見目麗しい女性の姿をしていたとしても、我々にとっては人間の開発した唯一の防衛手段であり、攻撃手段たる兵器。道具に過ぎない。ゆえにどう扱おうとも問題はないというのがそのころの見解だったらしい。今でも、その認識はあまり変わってはおらぬが。

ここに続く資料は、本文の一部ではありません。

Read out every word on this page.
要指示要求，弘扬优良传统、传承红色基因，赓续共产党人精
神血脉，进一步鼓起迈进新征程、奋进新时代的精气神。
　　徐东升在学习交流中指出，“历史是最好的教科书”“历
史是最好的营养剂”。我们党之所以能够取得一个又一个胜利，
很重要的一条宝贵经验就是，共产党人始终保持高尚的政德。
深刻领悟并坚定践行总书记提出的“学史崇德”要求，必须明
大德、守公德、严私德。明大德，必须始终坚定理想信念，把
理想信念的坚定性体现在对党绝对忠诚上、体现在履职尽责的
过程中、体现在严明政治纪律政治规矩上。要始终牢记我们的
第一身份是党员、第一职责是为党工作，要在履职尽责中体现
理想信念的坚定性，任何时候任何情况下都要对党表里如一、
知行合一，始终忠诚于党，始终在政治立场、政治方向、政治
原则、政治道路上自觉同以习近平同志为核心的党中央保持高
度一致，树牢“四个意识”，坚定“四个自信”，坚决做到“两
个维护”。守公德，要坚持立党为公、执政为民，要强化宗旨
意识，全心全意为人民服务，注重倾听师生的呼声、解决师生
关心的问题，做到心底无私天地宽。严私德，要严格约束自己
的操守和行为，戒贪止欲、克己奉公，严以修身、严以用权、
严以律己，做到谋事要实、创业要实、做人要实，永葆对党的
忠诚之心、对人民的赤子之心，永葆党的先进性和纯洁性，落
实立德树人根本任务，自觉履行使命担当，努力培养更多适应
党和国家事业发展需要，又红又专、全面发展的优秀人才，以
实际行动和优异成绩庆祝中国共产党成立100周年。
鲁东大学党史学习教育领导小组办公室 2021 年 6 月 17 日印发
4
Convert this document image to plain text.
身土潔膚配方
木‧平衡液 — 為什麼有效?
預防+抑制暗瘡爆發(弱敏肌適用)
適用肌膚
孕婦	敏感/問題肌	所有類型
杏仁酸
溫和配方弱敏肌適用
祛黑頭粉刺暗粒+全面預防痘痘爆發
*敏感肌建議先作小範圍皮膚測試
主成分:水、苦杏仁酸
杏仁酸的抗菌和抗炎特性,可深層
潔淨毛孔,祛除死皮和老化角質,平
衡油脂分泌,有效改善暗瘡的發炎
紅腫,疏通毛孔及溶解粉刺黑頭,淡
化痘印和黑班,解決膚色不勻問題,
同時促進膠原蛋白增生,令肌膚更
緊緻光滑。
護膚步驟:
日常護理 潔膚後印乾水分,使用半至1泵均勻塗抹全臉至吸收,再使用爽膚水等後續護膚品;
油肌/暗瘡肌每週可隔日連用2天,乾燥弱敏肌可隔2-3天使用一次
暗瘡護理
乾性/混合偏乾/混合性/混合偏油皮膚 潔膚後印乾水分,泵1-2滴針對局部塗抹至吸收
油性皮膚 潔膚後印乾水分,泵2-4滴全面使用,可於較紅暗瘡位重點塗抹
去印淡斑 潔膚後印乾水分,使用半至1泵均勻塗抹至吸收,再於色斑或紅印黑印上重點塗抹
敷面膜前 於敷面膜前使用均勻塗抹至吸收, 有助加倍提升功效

「では、不必要な書類の処分をしておけ。残りは私が管理する」
「はーい、焼却炉ってまだ使えましたっけ?」
「使えぬようなら妖精に頼め、壊れた程度なら極少量の“鋼材”でも代用は可能だったはずだ」
「えっ、私たちの資材ってそこまで万能だったんですか?」
「艦娘と妖精が出現してからどれだけの時間が経ったか、貴艦も数十年稼働している個体ならば知識として知っていてもおかしくはないと思うが」
「いくら何でも知りませんって。ああもう、気になるけどもうこれ片付けたら今日は部屋に戻ります。提督さん、意外と口が回るから疲れちゃいました」
「そうか、お勤め御苦労」
「お疲れ様でしたっ!」
ばたん、と語尾を強めて吹雪は退室する。神経を逆なでするような言動も、控えねばまた電の時のように危ない橋を渡らなくてはならなくなる。それに関しては構わないが、生存できる確率が極端に少ないのなら、成功する確信がなければその展開にまで態々持っていく必要もない。
体制を整え座り直し、ゆっくりと腰を伸ばして息を吐く。
ぽきぽきと鳴った関節と、その些細な動作で生じた痛みに眠気を吹き飛ばされながら、書いていたようででたらめな業務の紙を丸め、ごみ箱へ投げ捨てる。あまりにもゆったりとした時間を過ごしてきたが、深海棲艦の脅威が去ったわけではない。何度も何度も忘れそうになる事実は、私が穏やかな時を過ごす時間だけ人類を追い詰めている事だろう。
それだけは、理解した上で時間を「使わなければならない」。まったくもって、こちらの精神が削り取られそうな話である。
ぼおおお、ざぱん、と窓の音から大きな二種類の音が聞こえて、襲撃以来新設した桟橋あたりで独特の発光が見える。そして大きな駆動音は足跡に代わり、倉庫方面へ向かう金属がカンカンと打ち合う音と別れて鎮守府へ迫ってきた。
歩くたびにギシギシと不安げな音を聞かせた廊下は、老朽化した木が軋まない、堅い音で歩く者の気配を知らせてくる。部屋の前で立ち止まったそれは、二回のノックを鳴らしてドアノブを回した。
「旗艦、軽巡洋艦那珂! ただいま帰投しましたー」
「……任務御苦労、すぐさま入渠に移れ」
「はーい」
間が空いたのは、覚悟が足りなかったからか。鎮守府海域周辺の機雷設置任務より帰投した軽巡洋艦那珂、その腕を失くした痛々しい姿は深海棲艦の脅威が迫っていることを知らせていた。
打った内線の数秒後、警報が鎮守府を赤く染め上げた。
縛り内容公開
難易度:低
・艦娘はどこまでもスペックに忠実。その性格すらも。
そのため、性格を掌握した者は実質的に艦娘を洗脳せずに操ることが可能。
ただし、どのような基準で選ばれるかもわからない提督のみに適応される。